There is no doubt that one should aim to push ourselves in terms of difficulty to get better at all aspects of music but playing a whole set of pieces, whole programmes which push us for a whole hour is not going to be something any audience wants to see or sit through! It is nice to have those moments in a performance where you show your “Chops” but people get tired of “too many notes” (to quote the emperor in Amadeus) and a balanced programme of music which is in some places, simple, expressive, occasionally pushing the performer, seeking to challenge the audience, furthering the journey of musical discovery is all a good starting point for a programme. If your programme fills you with fear, it is NOT the right programme! Our job as musicians is to communicate music and to entertain and hopefully move our audience.

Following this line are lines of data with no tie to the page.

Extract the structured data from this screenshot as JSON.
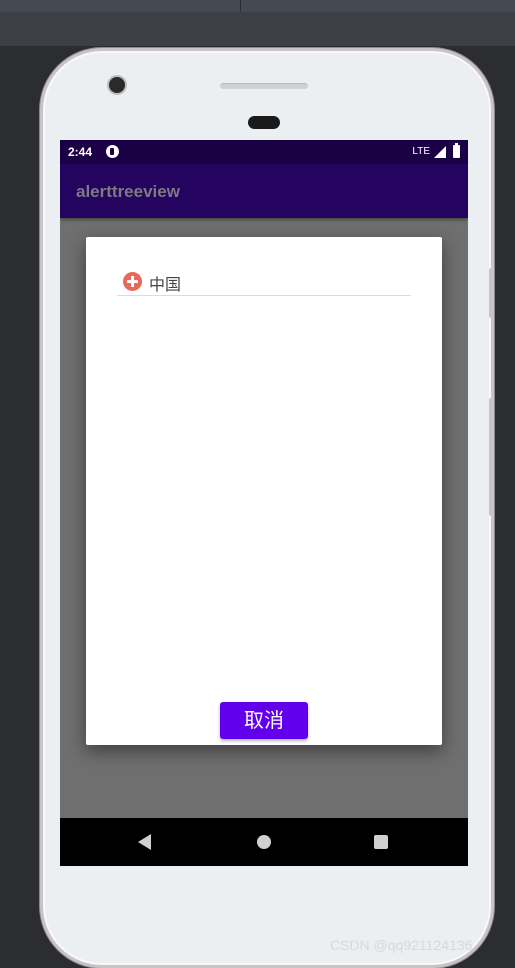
{
  "status_bar": {
    "time": "2:44",
    "network": "LTE"
  },
  "app_bar": {
    "title": "alerttreeview"
  },
  "dialog": {
    "tree_items": [
      {
        "label": "中国",
        "icon": "plus-circle-icon"
      }
    ],
    "cancel_label": "取消"
  },
  "nav_bar": {
    "icons": [
      "back-icon",
      "home-icon",
      "recents-icon"
    ]
  },
  "watermark": "CSDN @qq921124136",
  "colors": {
    "status_bar_bg": "#1a0045",
    "app_bar_bg": "#24045e",
    "cancel_button": "#6200ee",
    "expand_icon": "#e56a5c"
  }
}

Do we get bored by playing simple pieces again? Well – it was interesting that the other day whilst out walking with my cousin and her three children, we walked through a grotto 5 times. It was a simple thing to do but why did they want to go through it so many times? They wanted to experience it in different ways. First time they went through with one person holding the torch and then another person then they wanted to go through the grotto the other way. So, we need to remember that simple experiences just need to be viewed in different ways and experienced from different perspectives. It is hard to play a very difficult piece in different ways but a simple piece has so many options and needs for making it exciting. Make the normal exciting and you have conquered the way forward in music and indeed life.
Does the music need to be difficult for us to play in order to do this well? What pieces do you love? What pieces do your audience love to hear?
Making it simple, keeps it beautiful.